Too Receptive, Too Good
I woke up to a blast of sirens, turned up from 4 to a hundred, speeding down the streets of Brooklyn in a rage. I thought the helicopters were bad. One thing about being in the city I could never get used to was the sensory overload. I'm extremely responsive to any kind of stimulus, so a simple walk down the street is sometimes overwhelming. I made the choice to be this way, however. I never wanted to lose that trick; being able to tap in to everything unseen that I could, because it's a great survival tactic. If you can read patterns, body language, habits, tones & feelings, you can usually read a person's intentions in under five seconds. I'd rather feel the onslaught of intrusive sounds and anxieties than to be oblivious to one of the most telling languages.
I learned to hate riding the subways though, because everyone's pheromones get trapped and bounced back and forth in there. There are hundreds and hundreds of people, scratching by and overextending themselves every day. The stress hormones released in a packed subway car is brutal. They stick to everything. You can feel a hundred people stuck to your body when you exit the stairwell. It's insane. At least that overwhelming street walk has air.

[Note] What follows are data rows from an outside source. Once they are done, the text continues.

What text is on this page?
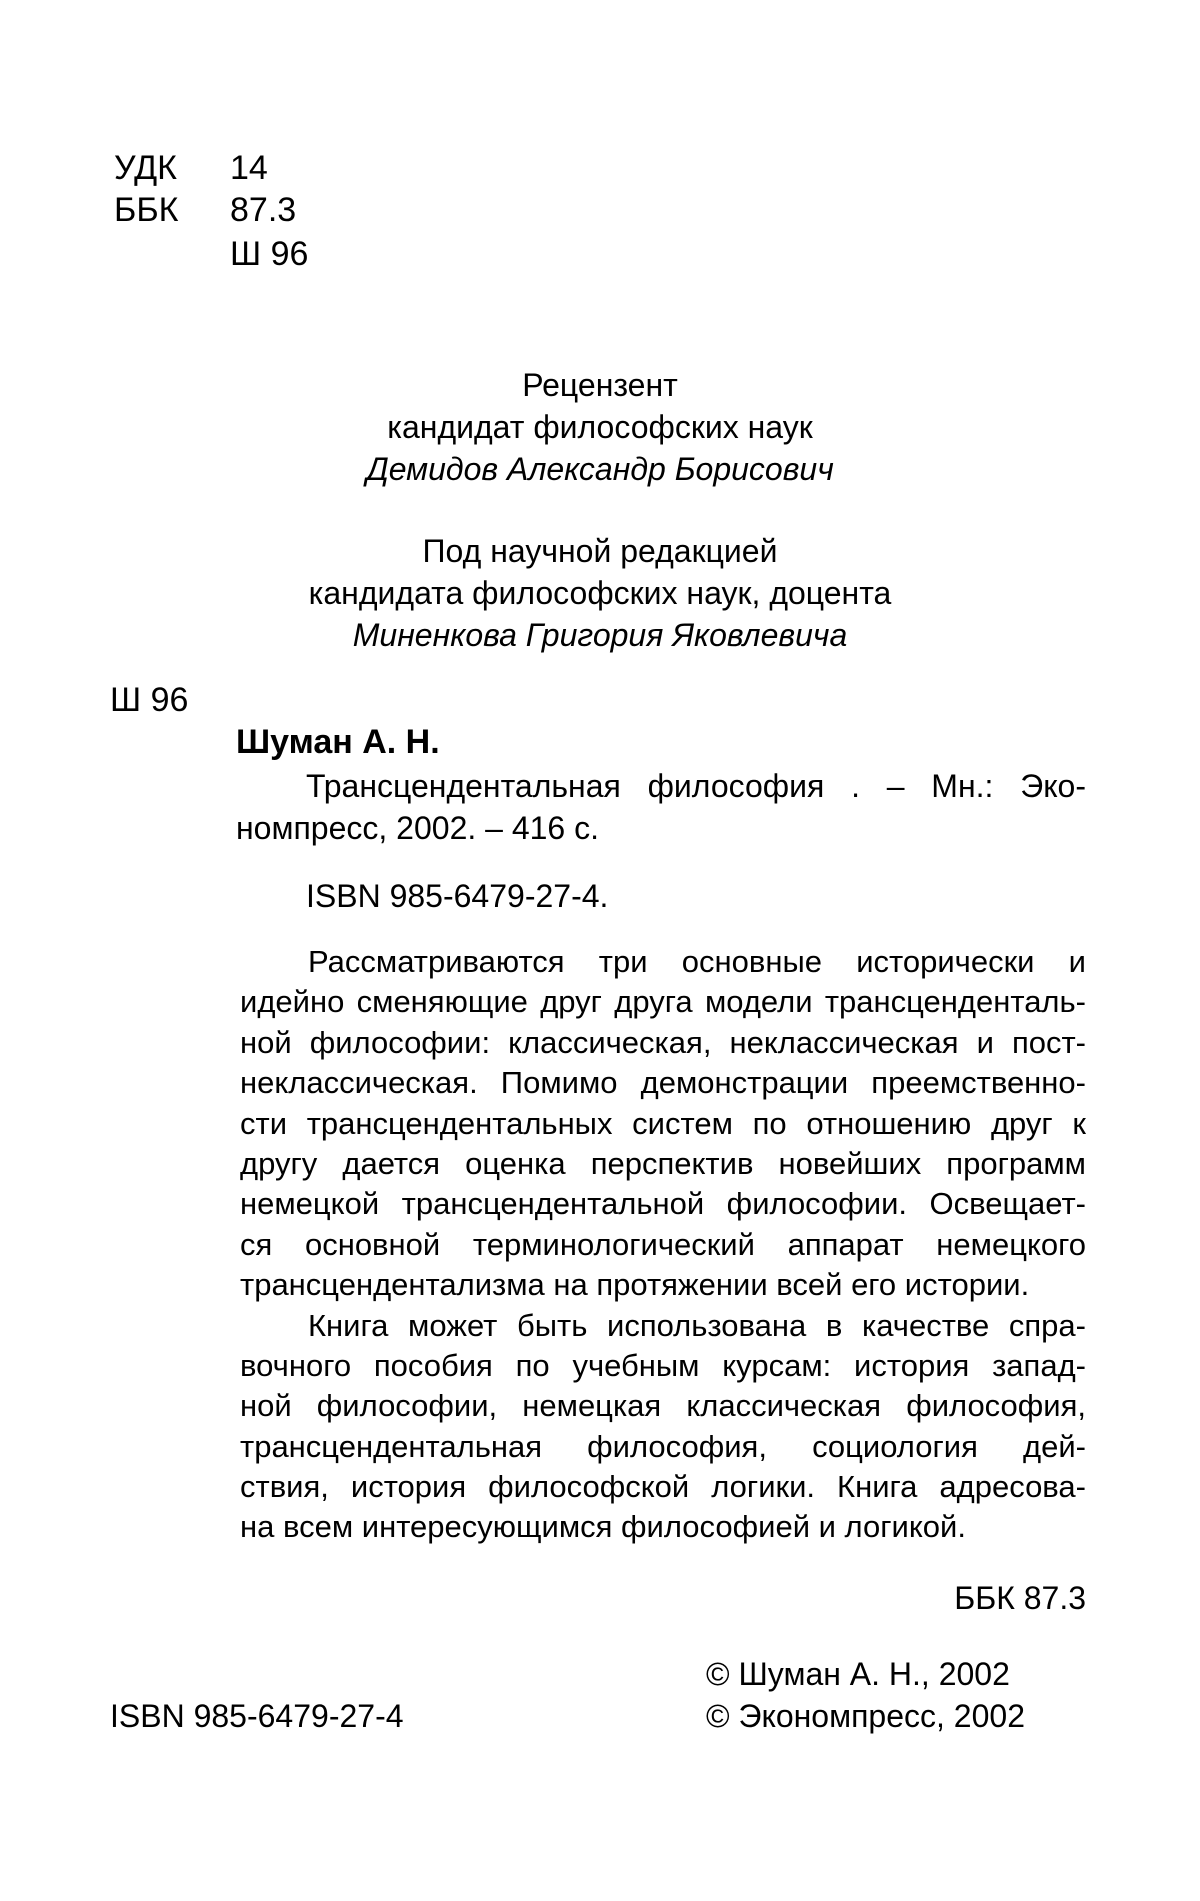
УДК 14
ББК 87.3
Ш 96
Рецензент
кандидат философских наук
Демидов Александр Борисович
Под научной редакцией
кандидата философских наук, доцента
Миненкова Григория Яковлевича
Ш 96
Шуман А. Н.
Трансцендентальная философия . – Мн.: Эко-
номпресс, 2002. – 416 с.
ISBN 985-6479-27-4.
Рассматриваются три основные исторически и
идейно сменяющие друг друга модели трансценденталь-
ной философии: классическая, неклассическая и пост-
неклассическая. Помимо демонстрации преемственно-
сти трансцендентальных систем по отношению друг к
другу дается оценка перспектив новейших программ
немецкой трансцендентальной философии. Освещает-
ся основной терминологический аппарат немецкого
трансцендентализма на протяжении всей его истории.
Книга может быть использована в качестве спра-
вочного пособия по учебным курсам: история запад-
ной философии, немецкая классическая философия,
трансцендентальная философия, социология дей-
ствия, история философской логики. Книга адресова-
на всем интересующимся философией и логикой.
ББК 87.3
© Шуман А. Н., 2002
ISBN 985-6479-27-4	© Экономпресс, 2002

It's just kind of sad how after too long of a stint in an overcrowded place, a person has to tune out to it in order to keep moving through the race. I was in a government social agency not too long ago, listening to a young woman on her cellphone while in the waiting area. The conversation I overheard made me terribly depressed. The girl was indirectly begging for financial assistance from someone on that line, and answering the most humiliating and personal questions. She seemed very proud to be overextending herself with two jobs and night classes. Her life sounded terrible, and her response to it all was that it was normal. It's not normal. None of this is normal. The most depressing thing about this is that everyone seems to think this kind of life is okay.
When I leave NY at the end of the month, I'm going to be taking some serious life lessons with me.